I have lost all love for the platform, but I still have to hand it to Microsoft: no FFI has come anywhere close to .Net in the 25-odd years of its existence.

> How would C track references for heap-allocated data originating from (A)RC-based language?

Intentionally designed FF interfaces do not at all. C either delegates allocation to the host language, or the host language needs to let C know when it's done with things. I think Lua is an example of the former (it has been a while), the Vulkano crate is a living example of the latter.

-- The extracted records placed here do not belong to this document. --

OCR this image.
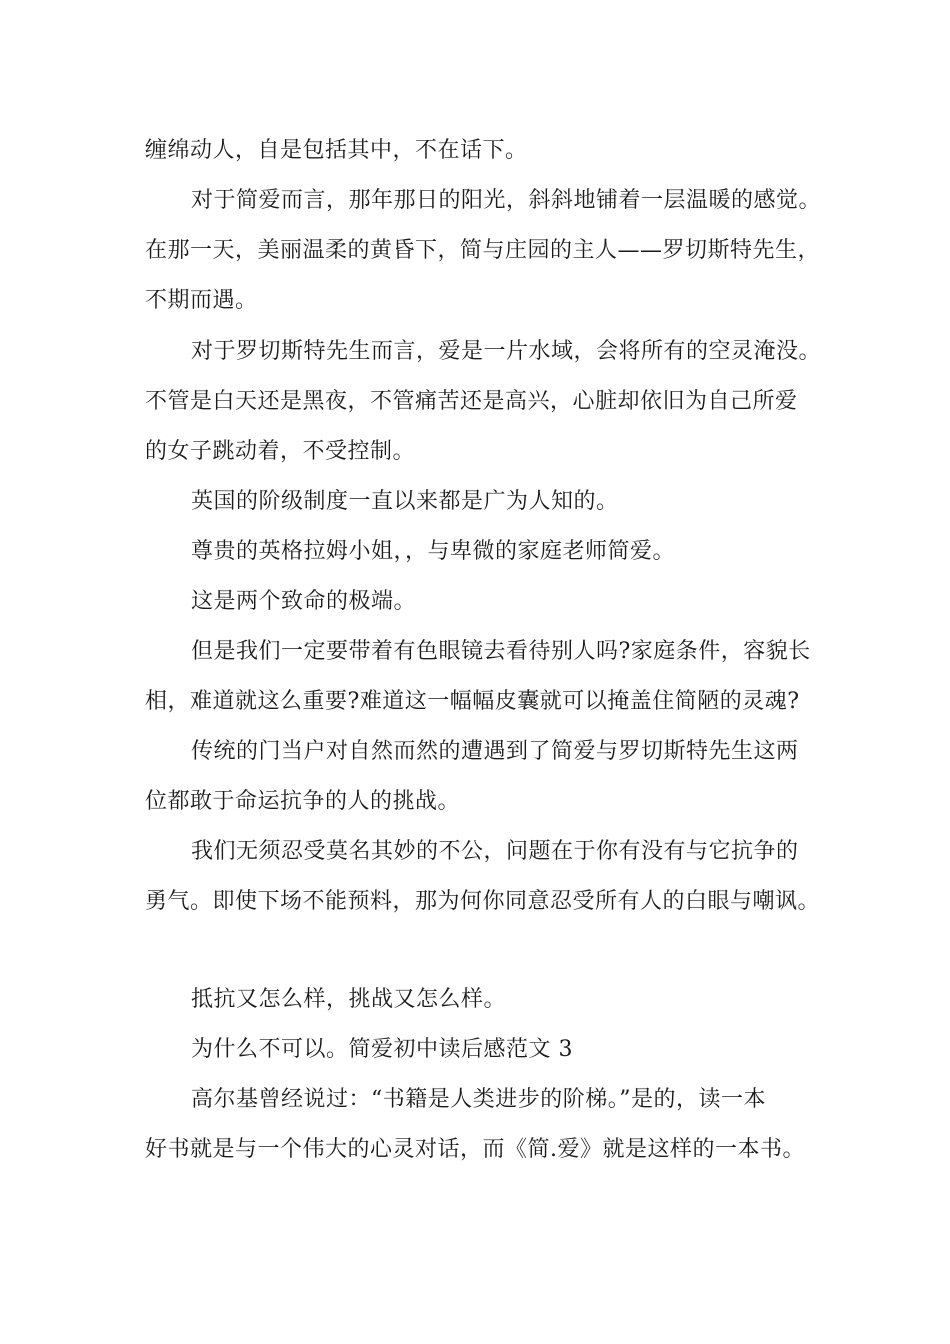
缠绵动人，自是包括其中，不在话下。
对于简爱而言，那年那日的阳光，斜斜地铺着一层温暖的感觉。
在那一天，美丽温柔的黄昏下，简与庄园的主人——罗切斯特先生，
不期而遇。
对于罗切斯特先生而言，爱是一片水域，会将所有的空灵淹没。
不管是白天还是黑夜，不管痛苦还是高兴，心脏却依旧为自己所爱
的女子跳动着，不受控制。
英国的阶级制度一直以来都是广为人知的。
尊贵的英格拉姆小姐，，与卑微的家庭老师简爱。
这是两个致命的极端。
但是我们一定要带着有色眼镜去看待别人吗?家庭条件，容貌长
相，难道就这么重要?难道这一幅幅皮囊就可以掩盖住简陋的灵魂?
传统的门当户对自然而然的遭遇到了简爱与罗切斯特先生这两
位都敢于命运抗争的人的挑战。
我们无须忍受莫名其妙的不公，问题在于你有没有与它抗争的
勇气。即使下场不能预料，那为何你同意忍受所有人的白眼与嘲讽。
抵抗又怎么样，挑战又怎么样。
为什么不可以。简爱初中读后感范文 3
高尔基曾经说过：“书籍是人类进步的阶梯。”是的，读一本
好书就是与一个伟大的心灵对话，而《简.爱》就是这样的一本书。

Pinning is always done for heap-allocated GC memory, yes. Otherwise fixed statement does nothing for pointers/byrefs that originate from stack and it should be also a no-op for e.g. NativeMemory.Alloc-returned pointers.

On the other hand, GCHandles[0] are rare and only ever needed when you have complex object lifetime where, for example, the object reference needs to be passed back from unmanaged and object needs to survive in the meantime. The unmanaged code cannot interact with an object itself because it is not representable and would have arbitrary layout.

Today, there is support for multiple calling conventions and ways to interact with FFI. [UnmanagedCallersOnly] exports with NativeAOT-compiled libraries are C exports in the same way they are for the dynamic (or static) libraries compiled with GCC. Various flavours of function pointers have existed for a long time, yes. The most recent one allows to cast pointers directly to the desired unmanaged function signature within unsafe code, or create one given mentioned UnmanagedCallersOnly annotation on a C# method.